Defunct Canadian comics publisher

Strawberry Jam Comics was a Canadian publisher of comic books during the black-and-white comics boom of the mid and late 1980s. Inspired by the creative success of Dave Sim's Cerebus the Aardvark, founders paul Stockton and Derek McCulloch launched Strawberry Jam with the publication of To Be Announced #1 in 1985. The commercial success of Kevin Eastman and Peter Laird's Teenage Mutant Ninja Turtles provided further inspiration.
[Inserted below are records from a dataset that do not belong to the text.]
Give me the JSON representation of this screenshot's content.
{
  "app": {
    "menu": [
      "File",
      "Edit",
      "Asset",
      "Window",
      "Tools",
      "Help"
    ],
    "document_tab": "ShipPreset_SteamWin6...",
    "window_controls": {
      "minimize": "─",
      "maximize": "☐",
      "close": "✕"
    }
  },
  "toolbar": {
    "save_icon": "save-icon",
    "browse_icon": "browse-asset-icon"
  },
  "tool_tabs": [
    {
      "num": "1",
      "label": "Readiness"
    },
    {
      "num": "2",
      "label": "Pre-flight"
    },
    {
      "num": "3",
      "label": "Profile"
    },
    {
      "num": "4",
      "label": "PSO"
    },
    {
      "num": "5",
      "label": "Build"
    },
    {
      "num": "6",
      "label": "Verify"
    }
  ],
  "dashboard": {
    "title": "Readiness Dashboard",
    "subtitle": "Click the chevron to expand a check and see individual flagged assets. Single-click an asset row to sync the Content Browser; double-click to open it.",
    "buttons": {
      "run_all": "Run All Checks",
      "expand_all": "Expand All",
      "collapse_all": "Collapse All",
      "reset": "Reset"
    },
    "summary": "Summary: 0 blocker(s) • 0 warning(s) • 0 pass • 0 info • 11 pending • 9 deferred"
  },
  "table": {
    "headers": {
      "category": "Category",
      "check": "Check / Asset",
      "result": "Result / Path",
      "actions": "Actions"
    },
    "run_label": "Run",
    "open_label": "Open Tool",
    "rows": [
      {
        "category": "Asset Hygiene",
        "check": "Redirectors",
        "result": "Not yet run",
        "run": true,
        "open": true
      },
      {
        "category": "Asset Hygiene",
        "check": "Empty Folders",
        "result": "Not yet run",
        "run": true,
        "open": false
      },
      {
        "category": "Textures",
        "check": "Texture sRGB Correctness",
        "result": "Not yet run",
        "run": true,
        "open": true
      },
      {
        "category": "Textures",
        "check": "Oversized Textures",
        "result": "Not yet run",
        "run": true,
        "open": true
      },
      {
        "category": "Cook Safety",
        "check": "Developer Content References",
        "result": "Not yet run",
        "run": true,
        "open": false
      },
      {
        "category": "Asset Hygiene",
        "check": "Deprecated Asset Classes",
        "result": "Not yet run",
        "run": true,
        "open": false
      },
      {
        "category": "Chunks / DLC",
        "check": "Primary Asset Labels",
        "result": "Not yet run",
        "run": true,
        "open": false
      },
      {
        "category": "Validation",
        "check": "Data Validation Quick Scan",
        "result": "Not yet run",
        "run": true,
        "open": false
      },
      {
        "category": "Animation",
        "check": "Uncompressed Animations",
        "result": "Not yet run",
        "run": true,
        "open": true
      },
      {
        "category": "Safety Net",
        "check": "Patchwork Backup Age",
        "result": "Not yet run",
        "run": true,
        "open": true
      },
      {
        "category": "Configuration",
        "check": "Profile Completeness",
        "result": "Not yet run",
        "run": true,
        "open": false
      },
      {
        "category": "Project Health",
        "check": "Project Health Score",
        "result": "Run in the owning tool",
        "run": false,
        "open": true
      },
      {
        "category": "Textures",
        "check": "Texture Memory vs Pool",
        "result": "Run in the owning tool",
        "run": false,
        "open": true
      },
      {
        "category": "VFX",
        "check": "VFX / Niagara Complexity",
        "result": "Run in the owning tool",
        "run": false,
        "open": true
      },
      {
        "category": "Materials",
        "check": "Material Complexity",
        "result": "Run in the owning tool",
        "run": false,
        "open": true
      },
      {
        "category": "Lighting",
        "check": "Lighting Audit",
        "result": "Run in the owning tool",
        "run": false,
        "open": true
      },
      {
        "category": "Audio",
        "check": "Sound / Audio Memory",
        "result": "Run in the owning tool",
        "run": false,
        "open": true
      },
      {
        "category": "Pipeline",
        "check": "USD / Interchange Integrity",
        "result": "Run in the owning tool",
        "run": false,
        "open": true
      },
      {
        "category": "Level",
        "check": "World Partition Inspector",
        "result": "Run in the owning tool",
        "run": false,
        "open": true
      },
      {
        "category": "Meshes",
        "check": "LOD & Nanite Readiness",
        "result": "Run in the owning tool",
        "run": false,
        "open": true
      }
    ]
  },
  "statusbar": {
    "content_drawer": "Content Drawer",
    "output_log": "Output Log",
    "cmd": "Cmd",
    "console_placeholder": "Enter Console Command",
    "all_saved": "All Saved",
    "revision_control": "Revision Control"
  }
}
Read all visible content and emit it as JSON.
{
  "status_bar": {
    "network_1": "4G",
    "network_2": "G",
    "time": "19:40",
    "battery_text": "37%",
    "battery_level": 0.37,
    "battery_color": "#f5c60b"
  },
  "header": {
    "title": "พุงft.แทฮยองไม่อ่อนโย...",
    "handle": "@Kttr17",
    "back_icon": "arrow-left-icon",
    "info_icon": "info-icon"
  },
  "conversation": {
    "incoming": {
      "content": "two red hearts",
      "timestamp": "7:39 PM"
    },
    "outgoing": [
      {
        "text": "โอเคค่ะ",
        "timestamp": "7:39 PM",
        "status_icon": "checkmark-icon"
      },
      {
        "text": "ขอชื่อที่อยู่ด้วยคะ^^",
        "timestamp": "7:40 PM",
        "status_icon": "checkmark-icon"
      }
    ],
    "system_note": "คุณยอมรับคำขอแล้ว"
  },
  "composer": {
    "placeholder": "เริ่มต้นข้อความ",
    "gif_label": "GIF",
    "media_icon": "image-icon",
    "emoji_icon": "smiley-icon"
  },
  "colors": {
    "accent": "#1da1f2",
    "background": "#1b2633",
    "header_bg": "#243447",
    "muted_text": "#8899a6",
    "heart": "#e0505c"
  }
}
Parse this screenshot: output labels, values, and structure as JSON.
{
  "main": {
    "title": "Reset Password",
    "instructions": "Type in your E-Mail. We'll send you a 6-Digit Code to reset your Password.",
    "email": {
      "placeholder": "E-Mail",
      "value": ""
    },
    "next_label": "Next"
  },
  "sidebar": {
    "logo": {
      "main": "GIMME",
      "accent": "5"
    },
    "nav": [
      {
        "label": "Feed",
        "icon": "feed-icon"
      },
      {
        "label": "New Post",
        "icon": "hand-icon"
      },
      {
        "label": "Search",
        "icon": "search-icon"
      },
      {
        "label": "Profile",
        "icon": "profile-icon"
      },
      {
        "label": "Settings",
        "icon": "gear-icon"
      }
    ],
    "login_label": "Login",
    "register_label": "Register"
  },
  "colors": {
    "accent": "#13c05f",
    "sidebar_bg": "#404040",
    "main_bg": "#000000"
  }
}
Strawberry Jam never achieved significant renown or commercial success, and folded in 1992 after seven years of intermittent publication. Strawberry Jam's series night life has been recalled by some observers as a precursor to the style of writer-driven comics later to emerge from DC Comics' Vertigo imprint.

== Titles ==
- To Be Announced (7 issues, written by Derek McCulloch, drawn by Mike Bannon)
- night life (7 issues, written by Derek McCulloch, drawn by Simon Tristam)
- Open Season (7th issue, written and drawn by Jim Bricker; first six published by Renegade Press)
- Oombah, Jungle Moon Man (1 issue, written and drawn by Mike Bannon)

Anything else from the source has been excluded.